WATCH: how easily your toddler could climb a pool fence
THE mother of a toddler who scaled a pool fence has warned other parents to keep a keen eye on their children.
Louise de la Haye also videoed her two-year-old son Beau Haines trying to climb a 1.2m gate to show that people cannot rely solely on fences to keep their children safe.
She contacted child swimming program Kids Alive about the video so the group could highlight the dangers to others.
Ms de la Haye's warning comes as the compliance deadline for new pool safety laws looms.
All pools, spas and certain portable pools must meet State Government safety standards by December 1, or earlier if the property is sold or leased, or owners could face fines of up to $18,700.
A CPR sign must be displayed nearby.
All pools must be registered with Queensland Building and Construction Commission by November 4 or owners could be hit with a $2300 penalty.
The legislation was introduced in 2009, but owners were given a five-year grace period to get their pools up to date.
My Pool Inspection co-owner Darryl Posgate said business had doubled in the past month for his statewide company as owners tried to beat the deadline.

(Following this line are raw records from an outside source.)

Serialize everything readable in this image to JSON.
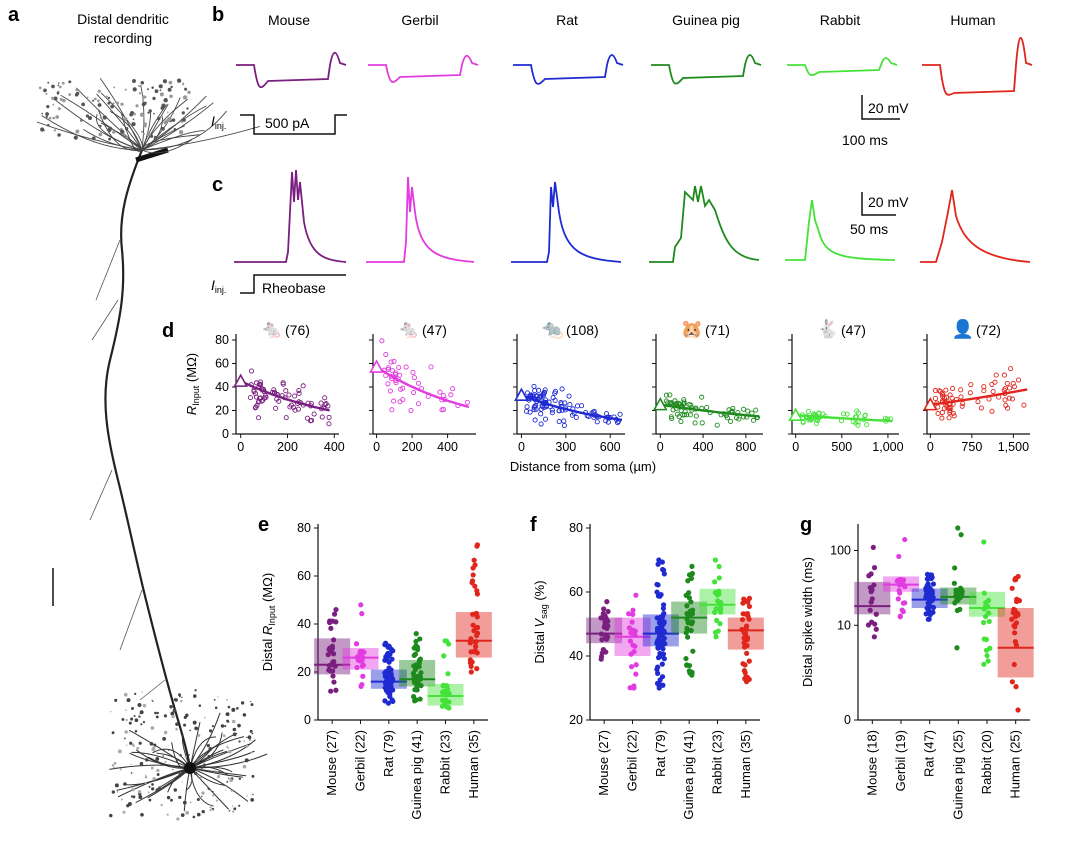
{
  "panels": {
    "a": "a",
    "b": "b",
    "c": "c",
    "d": "d",
    "e": "e",
    "f": "f",
    "g": "g"
  },
  "panel_a": {
    "title_line1": "Distal dendritic",
    "title_line2": "recording"
  },
  "species": [
    {
      "name": "Mouse",
      "color": "#7a1f7f"
    },
    {
      "name": "Gerbil",
      "color": "#e23ce0"
    },
    {
      "name": "Rat",
      "color": "#1f2bd1"
    },
    {
      "name": "Guinea pig",
      "color": "#1e8a1e"
    },
    {
      "name": "Rabbit",
      "color": "#45e23a"
    },
    {
      "name": "Human",
      "color": "#e0261c"
    }
  ],
  "panel_b": {
    "inj_label": "I",
    "inj_sub": "inj.",
    "step_label": "500 pA",
    "scale_v": "20 mV",
    "scale_t": "100 ms"
  },
  "panel_c": {
    "inj_label": "I",
    "inj_sub": "inj.",
    "step_label": "Rheobase",
    "scale_v": "20 mV",
    "scale_t": "50 ms"
  },
  "panel_d": {
    "ylabel_main": "R",
    "ylabel_sub": "Input",
    "ylabel_unit": " (MΩ)",
    "xlabel": "Distance from soma (µm)",
    "yticks": [
      "0",
      "20",
      "40",
      "60",
      "80"
    ]
  },
  "chart_data": [
    {
      "type": "scatter",
      "panel": "d",
      "ylabel": "RInput (MΩ)",
      "xlabel": "Distance from soma (µm)",
      "ylim": [
        0,
        80
      ],
      "subplots": [
        {
          "species": "Mouse",
          "n": "(76)",
          "xlim": [
            -20,
            420
          ],
          "xticks": [
            "0",
            "200",
            "400"
          ],
          "xtickvals": [
            0,
            200,
            400
          ],
          "fit_start": 45,
          "fit_end": 20,
          "fit_xmax": 380
        },
        {
          "species": "Gerbil",
          "n": "(47)",
          "xlim": [
            -20,
            560
          ],
          "xticks": [
            "0",
            "200",
            "400"
          ],
          "xtickvals": [
            0,
            200,
            400
          ],
          "fit_start": 57,
          "fit_end": 23,
          "fit_xmax": 520
        },
        {
          "species": "Rat",
          "n": "(108)",
          "xlim": [
            -30,
            700
          ],
          "xticks": [
            "0",
            "300",
            "600"
          ],
          "xtickvals": [
            0,
            300,
            600
          ],
          "fit_start": 33,
          "fit_end": 12,
          "fit_xmax": 680
        },
        {
          "species": "Guinea pig",
          "n": "(71)",
          "xlim": [
            -40,
            960
          ],
          "xticks": [
            "0",
            "400",
            "800"
          ],
          "xtickvals": [
            0,
            400,
            800
          ],
          "fit_start": 25,
          "fit_end": 15,
          "fit_xmax": 920
        },
        {
          "species": "Rabbit",
          "n": "(47)",
          "xlim": [
            -40,
            1120
          ],
          "xticks": [
            "0",
            "500",
            "1,000"
          ],
          "xtickvals": [
            0,
            500,
            1000
          ],
          "fit_start": 16,
          "fit_end": 11,
          "fit_xmax": 1050
        },
        {
          "species": "Human",
          "n": "(72)",
          "xlim": [
            -60,
            1800
          ],
          "xticks": [
            "0",
            "750",
            "1,500"
          ],
          "xtickvals": [
            0,
            750,
            1500
          ],
          "fit_start": 25,
          "fit_end": 38,
          "fit_xmax": 1750
        }
      ]
    },
    {
      "type": "box",
      "panel": "e",
      "ylabel": "Distal RInput (MΩ)",
      "ylim": [
        0,
        80
      ],
      "yticks": [
        "0",
        "20",
        "40",
        "60",
        "80"
      ],
      "categories": [
        "Mouse (27)",
        "Gerbil (22)",
        "Rat (79)",
        "Guinea pig (41)",
        "Rabbit (23)",
        "Human (35)"
      ],
      "median": [
        23,
        26,
        16,
        17,
        10,
        33
      ],
      "q1": [
        19,
        21,
        13,
        14,
        6,
        26
      ],
      "q3": [
        34,
        30,
        21,
        25,
        15,
        45
      ],
      "min": [
        12,
        14,
        7,
        8,
        5,
        20
      ],
      "max": [
        46,
        48,
        32,
        36,
        33,
        73
      ]
    },
    {
      "type": "box",
      "panel": "f",
      "ylabel": "Distal Vsag (%)",
      "ylim": [
        20,
        80
      ],
      "yticks": [
        "20",
        "40",
        "60",
        "80"
      ],
      "categories": [
        "Mouse (27)",
        "Gerbil (22)",
        "Rat (79)",
        "Guinea pig (41)",
        "Rabbit (23)",
        "Human (35)"
      ],
      "median": [
        47,
        46,
        47,
        52,
        56,
        48
      ],
      "q1": [
        44,
        40,
        43,
        47,
        53,
        42
      ],
      "q3": [
        52,
        52,
        53,
        57,
        61,
        52
      ],
      "min": [
        39,
        30,
        30,
        34,
        46,
        32
      ],
      "max": [
        57,
        59,
        70,
        68,
        70,
        58
      ]
    },
    {
      "type": "box",
      "panel": "g",
      "ylabel": "Distal spike width (ms)",
      "ylim": [
        0,
        200
      ],
      "yticks": [
        "0",
        "10",
        "100"
      ],
      "categories": [
        "Mouse (18)",
        "Gerbil (19)",
        "Rat (47)",
        "Guinea pig (25)",
        "Rabbit (20)",
        "Human (25)"
      ],
      "median": [
        18,
        35,
        22,
        24,
        17,
        5
      ],
      "q1": [
        14,
        28,
        17,
        19,
        13,
        2
      ],
      "q3": [
        38,
        45,
        31,
        32,
        28,
        17
      ],
      "min": [
        7,
        13,
        12,
        5,
        3,
        0.5
      ],
      "max": [
        110,
        140,
        48,
        200,
        130,
        45
      ]
    }
  ]
}
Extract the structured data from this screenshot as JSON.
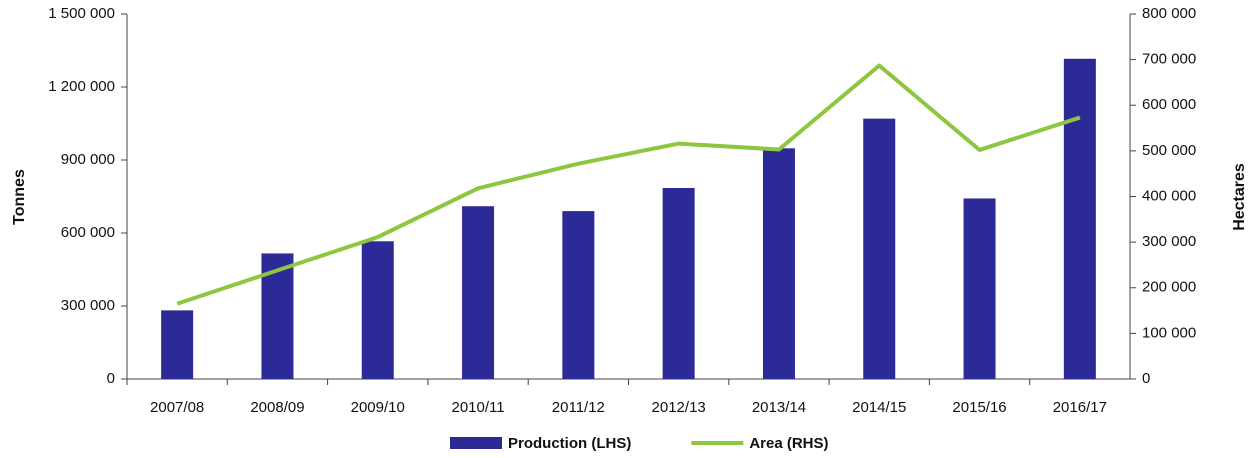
{
  "chart_data": {
    "type": "bar_line",
    "y_label": "Tonnes",
    "y2_label": "Hectares",
    "categories": [
      "2007/08",
      "2008/09",
      "2009/10",
      "2010/11",
      "2011/12",
      "2012/13",
      "2013/14",
      "2014/15",
      "2015/16",
      "2016/17"
    ],
    "series": [
      {
        "name": "Production (LHS)",
        "color": "#2c2a96",
        "type": "bar",
        "axis": "y",
        "values": [
          282000,
          516000,
          566000,
          710000,
          690000,
          785000,
          948000,
          1070000,
          742000,
          1316000
        ]
      },
      {
        "name": "Area (RHS)",
        "color": "#8dc63f",
        "type": "line",
        "axis": "y2",
        "values": [
          165000,
          238000,
          311000,
          418000,
          472000,
          516000,
          503000,
          687000,
          502000,
          573000
        ]
      }
    ],
    "ylim": [
      0,
      1500000
    ],
    "yticks": [
      0,
      {
        "value": 300000,
        "label": "300 000"
      },
      {
        "value": 600000,
        "label": "600 000"
      },
      {
        "value": 900000,
        "label": "900 000"
      },
      {
        "value": 1200000,
        "label": "1 200 000"
      },
      {
        "value": 1500000,
        "label": "1 500 000"
      }
    ],
    "y2lim": [
      0,
      800000
    ],
    "y2ticks": [
      0,
      {
        "value": 100000,
        "label": "100 000"
      },
      {
        "value": 200000,
        "label": "200 000"
      },
      {
        "value": 300000,
        "label": "300 000"
      },
      {
        "value": 400000,
        "label": "400 000"
      },
      {
        "value": 500000,
        "label": "500 000"
      },
      {
        "value": 600000,
        "label": "600 000"
      },
      {
        "value": 700000,
        "label": "700 000"
      },
      {
        "value": 800000,
        "label": "800 000"
      }
    ],
    "legend": "bottom"
  }
}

The business completed about 500 inspections in October and has 16 inspectors in Queensland, including in Rockhampton, Mackay, Hervey Bay, Toowoomba, Ipswich, Kingaroy and the Sunshine Coast.
Mr Posgate said the last time he checked, only 14% of the 380,000 pools registered statewide had pool safety certificates.
He said the top three things pool inspectors checked were that gates self-closed, CPR signs were displayed, and pool fences reached at least 1.2m.
"There's nothing more dangerous than a gate that looks like it's closed," Mr Posgate said.
Ms de la Haye believes pool fences should be higher and made of glass so children cannot latch onto any part of the fence and pull themselves up.
The Brisbane mother said Beau has tried to climb their 2.6m yard fence, louvres and lattice doors.
Fortunately the little escape artist has never been hurt.
Drowning is one of the leading causes of death in the state for children under five.
The QBCC said for every child that drowns in a pool, about five were hospitalised to treat immersion injuries and some would suffer permanent brain damage.
NEW POOL SAFETY LAWS
All pools deeper than 30cm must:
- be registered,
- be fenced,
- have a current pool safety certificate before renting the property or when selling the property,
- you must display a CPR sign near your pool.